NOTE - check the "asymmetry" of the "symmetric parameter" configurations!

  • are "asymmetric" solutions with symmetric parameters stable?
  • do "asymmetric" solutions with symmetric parameters walk in circles?

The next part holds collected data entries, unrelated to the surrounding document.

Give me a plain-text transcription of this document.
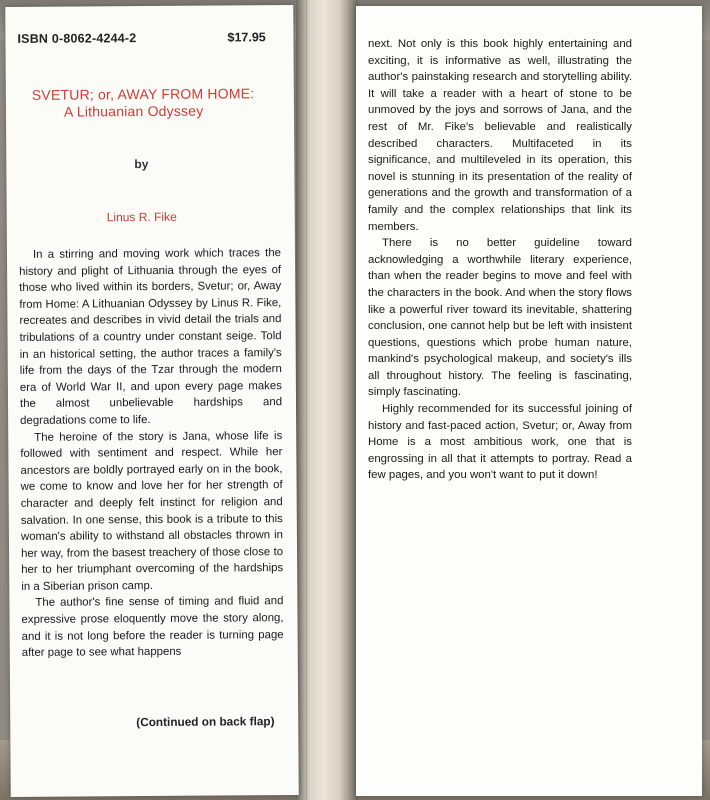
ISBN 0-8062-4244-2	$17.95
SVETUR; or, AWAY FROM HOME:
A Lithuanian Odyssey
by
Linus R. Fike

In a stirring and moving work which traces the history and plight of Lithuania through the eyes of those who lived within its borders, Svetur; or, Away from Home: A Lithuanian Odyssey by Linus R. Fike, recreates and describes in vivid detail the trials and tribulations of a country under constant seige. Told in an historical setting, the author traces a family's life from the days of the Tzar through the modern era of World War II, and upon every page makes the almost unbelievable hardships and degradations come to life.

The heroine of the story is Jana, whose life is followed with sentiment and respect. While her ancestors are boldly portrayed early on in the book, we come to know and love her for her strength of character and deeply felt instinct for religion and salvation. In one sense, this book is a tribute to this woman's ability to withstand all obstacles thrown in her way, from the basest treachery of those close to her to her triumphant overcoming of the hardships in a Siberian prison camp.

The author's fine sense of timing and fluid and expressive prose eloquently move the story along, and it is not long before the reader is turning page after page to see what happens

(Continued on back flap)

next. Not only is this book highly entertaining and exciting, it is informative as well, illustrating the author's painstaking research and storytelling ability. It will take a reader with a heart of stone to be unmoved by the joys and sorrows of Jana, and the rest of Mr. Fike's believable and realistically described characters. Multifaceted in its significance, and multileveled in its operation, this novel is stunning in its presentation of the reality of generations and the growth and transformation of a family and the complex relationships that link its members.

There is no better guideline toward acknowledging a worthwhile literary experience, than when the reader begins to move and feel with the characters in the book. And when the story flows like a powerful river toward its inevitable, shattering conclusion, one cannot help but be left with insistent questions, questions which probe human nature, mankind's psychological makeup, and society's ills all throughout history. The feeling is fascinating, simply fascinating.

Highly recommended for its successful joining of history and fast-paced action, Svetur; or, Away from Home is a most ambitious work, one that is engrossing in all that it attempts to portray. Read a few pages, and you won't want to put it down!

Step 5: New approach: "augment" Harti's solutions

content
visualize

There are three selected solutions from Harti:
k = 14 kN/m, alpha= 69 $\deg$ (symmetric)
k = 14 kN/m, alpha= 73 $\deg$ (asymmetric)
k = 20 kN/m, alpha= 76 $\deg$ (flat force pattern - small area of stable configurations)


In [ ]:
p_red = array(bslip.demo_p_reduced)
E_des = 816.
p_base = bslip.demo_p
p_base['delta_beta'] = 0

selection = 2

# periodic solution 1:
if selection == 1:
    p_red[0] = p_red[1] = 14000
    p_red[2] = 69. * pi / 180.
    p_red[3] = .05
    
    ## ?? IC0 = array([ 0.93358044,  0.43799566,  1.25842366,  0.94657333, -0.10969046]) # already periodic (?)
    IC0 = array([ 0.93358034,  0.43799844,  1.25842356,  0.94657321,  0.10969058]) # beta=.05
    #IC0 = array([ 0.93358039,  0.45195548,  1.26003517,  0.94679076,  0.21853576]) # beta=.1

elif selection == 2:
    # periodic solution 2:  (asymmetric stance phase)
    p_red[0] = p_red[1] = 14000
    p_red[2] = 72.5 * pi / 180.
    p_red[3] = 0.05
    
    #IC0 = array([ 0.92172543,  0.40671347 , 1.1950172,   0.92609043 , 0.  ]) # periodic for beta = 0, alpha=72.5
    IC0 = array([ 0.9308592,   0.3793116,   1.19155584,  0.9360028,   0.1597469 ]) # for beta=.05, alpha=72.5
    #IC0 = array([ 0.93011364,  0.39346135,  1.19332777,  0.93554008,  0.31541887]) # for beta=.1, alpha=72.5
    
    # periodic, for beta=0, alpha=73. very very marginally stable: |ev| = .992|.984 (step|stride):
    #IC0 = array([ 0.9278273,   0.34175418,  1.17852052 , 0.93208755 , 0.]) 
    
elif selection == 3:
    # periodic solution 3:
    p_red[0] = p_red[1] = 20000
    p_red[2] = 76.5 * pi / 180.
    p_red[3] = 0.1
    #p_red[3] = 0.0
    #IC0 = array([ 0.96030477,  0.30256976,  1.15633538,  0.985058303, -0.11240564])
    #IC0 = array([ 0.97043906,  0.29739433,  1.0840199,   0.97280541,  0.        ]) # for beta=0; not really periodic (2e-4)
    IC0 = array([ 0.97236992, 0.18072418,  1.0718928,   0.97368293,  0.        ]) # for beta=0, alpha=76.5
    IC0 = array([ 0.97236992,  0.17616847,  1.07200705,  0.97370148,  0.22353624]) # for beta=.5, alpha=76.5
    IC0 = array([ 0.97237007,  0.16336241,  1.07238146,  0.97376284,  0.44756444]) # for beta=.5, alpha=76.5
    #IC0 = array([0.9709, 0.34167, 1.0855, 0.973732, 0.15846])
    #IC0 = array([ 0.97028136, 0.30045474,  1.08604313,  0.97290092, 0.16489379])
    #ICe = IC0[[0,1,3,4]]
    #[ 0.97029372  0.2972158   0.97289854  0.16536238]
    #ICe = array([ 0.97050506,  0.30422253,  0.97301987,  0.06965177])
    ##print ICe_to_ICc(ICe, E_des, p_red[0])
    ##stop

else:
    raise NotImplementedError("No valid selection - select solution 1,2, or 3")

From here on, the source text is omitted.